IHSG ditutup melemah sebesar 1,28 persen atau turun 100,49 poin ke level 7.766,84 pada perdagangan 8 September 2025 dan mencapai level terendah 7.628,61 pada  9 September 2025. Menurut laporan Antara News, koreksi ini terutama dipicu oleh aksi jual di saham-saham perbankan besar, yang mendorong sektor keuangan turun sekitar 1,78 persen. Sektor infrastruktur dan sektor lainnya juga turut mengalami tekanan, meskipun dengan persentase yang lebih moderat. Total nilai transaksi hari itu mencapai Rp 20,15 triliun dengan volume perdagangan sekitar 36,65 miliar saham.
Pasar bukan sekadar membaca nama, tapi menangkap sinyal. Dalam konteks reshuffle ini, investor menafsirkan lebih dari sekadar pergantian individu. Mereka mencari petunjuk arah kebijakan, independensi fiskal, serta keberlanjutan reformasi ekonomi yang selama ini dijaga. Kredibilitas Sri Mulyani dalam menjaga defisit anggaran agar tetap di bawah batas 3 persen dari PDB telah lama menjadi pilar kepercayaan investor asing. Penggantiannya dianggap berpotensi menggeser arah kebijakan fiskal ke yang kurang terkendali, sehingga memicu kekhawatiran pasar atas keberlanjutan reformasi ekonomi Indonesia.Â
Ketika sosok sekelas Sri Mulyani yang dikenal disiplin anggaran dan dihormati oleh pasar global digantikan, maka reaksi negatif bukan semata soal "siapa yang masuk", tapi lebih kepada "apa yang akan berubah". Jika dalam jangka pendek pasar menunjukkan gejolak namun kembali stabil, maka reshuffle dianggap tidak mengganggu pondasi kepercayaan. Tapi jika guncangan berlanjut, itu berarti pasar melihat ada pergeseran arah dan kepercayaan yang susah payah dibangun, sedang mengalami erosi.

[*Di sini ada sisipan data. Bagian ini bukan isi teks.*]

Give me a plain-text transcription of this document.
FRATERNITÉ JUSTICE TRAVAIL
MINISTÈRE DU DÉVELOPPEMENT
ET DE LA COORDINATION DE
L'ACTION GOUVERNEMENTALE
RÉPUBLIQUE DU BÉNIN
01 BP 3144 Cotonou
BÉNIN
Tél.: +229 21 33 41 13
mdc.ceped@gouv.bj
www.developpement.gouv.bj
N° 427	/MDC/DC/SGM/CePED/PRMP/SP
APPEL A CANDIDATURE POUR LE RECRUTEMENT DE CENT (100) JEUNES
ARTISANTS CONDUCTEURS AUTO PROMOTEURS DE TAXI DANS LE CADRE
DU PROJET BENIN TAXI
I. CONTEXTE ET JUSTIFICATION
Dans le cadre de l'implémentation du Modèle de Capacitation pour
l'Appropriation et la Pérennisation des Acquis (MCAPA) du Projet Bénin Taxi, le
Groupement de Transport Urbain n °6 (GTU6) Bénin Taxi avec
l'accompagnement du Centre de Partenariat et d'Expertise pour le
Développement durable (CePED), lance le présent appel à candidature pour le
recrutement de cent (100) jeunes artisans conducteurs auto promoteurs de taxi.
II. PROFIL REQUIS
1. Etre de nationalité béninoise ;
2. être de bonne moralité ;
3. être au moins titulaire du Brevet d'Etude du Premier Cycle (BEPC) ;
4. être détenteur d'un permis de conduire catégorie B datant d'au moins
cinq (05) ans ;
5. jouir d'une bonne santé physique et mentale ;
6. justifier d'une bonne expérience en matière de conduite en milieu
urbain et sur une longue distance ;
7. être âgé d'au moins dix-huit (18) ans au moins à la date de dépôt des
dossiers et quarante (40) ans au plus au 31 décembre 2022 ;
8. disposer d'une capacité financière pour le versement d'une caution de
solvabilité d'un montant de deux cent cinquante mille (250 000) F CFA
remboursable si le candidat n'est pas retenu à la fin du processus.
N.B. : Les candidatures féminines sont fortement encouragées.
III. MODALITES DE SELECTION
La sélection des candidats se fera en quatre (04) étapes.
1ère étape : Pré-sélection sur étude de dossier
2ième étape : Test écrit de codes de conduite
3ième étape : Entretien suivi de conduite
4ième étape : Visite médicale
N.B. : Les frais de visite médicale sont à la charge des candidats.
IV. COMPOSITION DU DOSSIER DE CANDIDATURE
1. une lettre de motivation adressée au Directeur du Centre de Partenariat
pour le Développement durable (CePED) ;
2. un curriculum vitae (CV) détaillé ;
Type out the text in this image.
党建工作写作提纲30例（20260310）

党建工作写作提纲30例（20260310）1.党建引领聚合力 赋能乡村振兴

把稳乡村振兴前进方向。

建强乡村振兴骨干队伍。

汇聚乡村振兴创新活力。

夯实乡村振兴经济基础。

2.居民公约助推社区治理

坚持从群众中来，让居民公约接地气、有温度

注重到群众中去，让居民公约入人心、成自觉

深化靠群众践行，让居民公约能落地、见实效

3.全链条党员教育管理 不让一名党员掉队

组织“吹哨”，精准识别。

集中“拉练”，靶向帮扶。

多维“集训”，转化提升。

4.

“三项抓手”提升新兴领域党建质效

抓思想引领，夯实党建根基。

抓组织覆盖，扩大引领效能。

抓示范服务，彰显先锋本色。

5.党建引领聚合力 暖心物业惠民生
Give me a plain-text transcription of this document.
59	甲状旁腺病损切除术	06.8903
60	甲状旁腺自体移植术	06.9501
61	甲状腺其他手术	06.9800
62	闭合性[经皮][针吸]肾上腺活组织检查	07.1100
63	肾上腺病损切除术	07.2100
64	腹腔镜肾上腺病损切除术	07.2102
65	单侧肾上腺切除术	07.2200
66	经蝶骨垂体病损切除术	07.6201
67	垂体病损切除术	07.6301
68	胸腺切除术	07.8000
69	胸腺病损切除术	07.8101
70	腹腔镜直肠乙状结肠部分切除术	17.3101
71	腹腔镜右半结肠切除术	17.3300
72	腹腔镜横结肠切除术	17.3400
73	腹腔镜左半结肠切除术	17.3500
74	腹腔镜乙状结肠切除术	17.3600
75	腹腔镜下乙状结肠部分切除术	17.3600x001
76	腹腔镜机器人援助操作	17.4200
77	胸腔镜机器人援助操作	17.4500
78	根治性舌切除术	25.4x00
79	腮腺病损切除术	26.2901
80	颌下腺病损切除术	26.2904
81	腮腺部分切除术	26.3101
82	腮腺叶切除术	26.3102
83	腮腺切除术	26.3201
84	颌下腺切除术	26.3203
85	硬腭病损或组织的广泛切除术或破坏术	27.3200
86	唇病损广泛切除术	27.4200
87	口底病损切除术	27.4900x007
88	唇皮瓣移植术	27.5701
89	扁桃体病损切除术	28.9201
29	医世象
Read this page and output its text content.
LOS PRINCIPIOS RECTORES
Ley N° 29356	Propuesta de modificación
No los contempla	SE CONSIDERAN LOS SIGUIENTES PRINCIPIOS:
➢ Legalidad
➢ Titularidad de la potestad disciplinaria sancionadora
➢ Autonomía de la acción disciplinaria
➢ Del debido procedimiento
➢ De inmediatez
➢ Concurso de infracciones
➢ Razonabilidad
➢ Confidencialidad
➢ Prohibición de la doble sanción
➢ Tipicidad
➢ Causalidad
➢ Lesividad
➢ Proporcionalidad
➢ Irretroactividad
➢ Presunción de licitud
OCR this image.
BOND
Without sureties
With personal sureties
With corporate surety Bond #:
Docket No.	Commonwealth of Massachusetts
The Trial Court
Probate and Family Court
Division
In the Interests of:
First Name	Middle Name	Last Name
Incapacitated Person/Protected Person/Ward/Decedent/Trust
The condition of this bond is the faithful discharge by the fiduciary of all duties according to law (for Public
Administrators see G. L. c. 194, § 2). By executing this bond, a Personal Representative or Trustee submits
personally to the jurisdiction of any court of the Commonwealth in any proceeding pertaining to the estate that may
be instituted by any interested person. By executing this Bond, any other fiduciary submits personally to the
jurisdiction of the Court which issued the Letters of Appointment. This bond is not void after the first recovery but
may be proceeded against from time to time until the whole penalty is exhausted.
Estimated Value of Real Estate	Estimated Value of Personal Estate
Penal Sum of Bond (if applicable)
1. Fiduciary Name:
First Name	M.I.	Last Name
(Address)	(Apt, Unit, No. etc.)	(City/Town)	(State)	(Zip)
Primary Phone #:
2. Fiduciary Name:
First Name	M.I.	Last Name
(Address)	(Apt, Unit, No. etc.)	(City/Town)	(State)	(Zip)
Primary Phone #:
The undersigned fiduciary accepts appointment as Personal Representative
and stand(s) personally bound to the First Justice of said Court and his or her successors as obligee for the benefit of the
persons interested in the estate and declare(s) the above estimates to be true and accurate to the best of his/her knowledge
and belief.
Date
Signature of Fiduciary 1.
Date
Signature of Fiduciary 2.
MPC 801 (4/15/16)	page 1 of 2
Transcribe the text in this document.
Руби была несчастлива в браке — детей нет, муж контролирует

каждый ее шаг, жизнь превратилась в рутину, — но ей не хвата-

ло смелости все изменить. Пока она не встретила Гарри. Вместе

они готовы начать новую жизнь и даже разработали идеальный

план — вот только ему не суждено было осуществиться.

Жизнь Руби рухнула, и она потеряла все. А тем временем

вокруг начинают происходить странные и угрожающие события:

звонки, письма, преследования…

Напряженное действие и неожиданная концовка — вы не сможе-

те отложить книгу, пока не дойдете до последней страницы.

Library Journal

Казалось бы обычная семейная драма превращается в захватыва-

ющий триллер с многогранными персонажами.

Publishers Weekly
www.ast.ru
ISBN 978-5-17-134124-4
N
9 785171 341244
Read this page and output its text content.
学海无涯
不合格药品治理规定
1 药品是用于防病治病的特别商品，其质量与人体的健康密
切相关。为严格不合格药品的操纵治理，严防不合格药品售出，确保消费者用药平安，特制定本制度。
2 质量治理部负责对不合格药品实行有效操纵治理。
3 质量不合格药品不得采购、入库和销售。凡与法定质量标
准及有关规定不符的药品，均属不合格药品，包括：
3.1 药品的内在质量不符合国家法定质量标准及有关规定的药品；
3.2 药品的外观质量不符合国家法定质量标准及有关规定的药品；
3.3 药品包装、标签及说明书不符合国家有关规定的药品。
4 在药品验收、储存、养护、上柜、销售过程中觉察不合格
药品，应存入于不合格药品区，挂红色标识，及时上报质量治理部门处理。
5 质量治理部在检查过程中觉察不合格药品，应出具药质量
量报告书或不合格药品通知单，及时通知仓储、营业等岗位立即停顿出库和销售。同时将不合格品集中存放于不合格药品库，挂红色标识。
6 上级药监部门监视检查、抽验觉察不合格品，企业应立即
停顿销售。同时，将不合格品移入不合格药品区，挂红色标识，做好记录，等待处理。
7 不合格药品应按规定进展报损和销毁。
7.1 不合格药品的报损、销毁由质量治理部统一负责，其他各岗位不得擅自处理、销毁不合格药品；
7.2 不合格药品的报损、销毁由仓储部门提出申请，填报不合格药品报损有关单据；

Pelaku pasar menginginkan kepastian mengenai pengaturan kebijakan dan kendali fiskal yang stabil. "Dampak perombakan kabinet terhadap setiap perubahan prospektif dalam pengeluaran anggaran dan sumber pendanaan," kata Aninda Mitra, kepala strategi makro Asia di BNY Investment Institute. Pernyataan ini menegaskan bahwa ketidakpastian politik turut menjadi faktor utama yang memengaruhi reaksi pasar, sejalan dengan koreksi tajam IHSG dan tekanan di sektor keuangan yang terjadi pada 8 September 2025.
Selanjutnya, seorang analisis dari Natixis yaitu Trinh Nguyen, menyoroti tantangan pendanaan program makan siang gratis dari presiden, yang sebelumnya berhasil dikelola oleh Sri Mulyani dengan cara memotong pengeluaran lain secara agresif. Nguyen mempertanyakan bagaimana menteri baru akan membiayai program ini sambil juga meningkatkan belanja pertahanan tanpa menciptakan defisit yang lebih besar, yang merupakan kekhawatiran utama bagi para investor.Ketergantungan pemerintah terhadap utang juga menjadi isu, mengingat pelemahan rupiah memperbesar jumlah utang luar negeri dalam rupiah.
Hal ini memberikan tekanan pada sentimen pelaku usaha yang bergantung pada pendanaan dari pasar modal dan pinjaman bank. Pelemahan rupiah meningkatkan biaya impor untuk bahan mentah dan peralatan berat, berpotensi memperlambat proyek infrastruktur. Investor serta kontraktor menunda ekspansi akibat tingkat suku bunga pinjaman yang lebih tinggi. Dampak ini merembet ke rantai pasok industri konstruksi dan berpengaruh pada tenaga kerja. Selain itu, melemahnya daya beli karena harga barang impor yang meningkat juga menekan aktivitas di sektor riil.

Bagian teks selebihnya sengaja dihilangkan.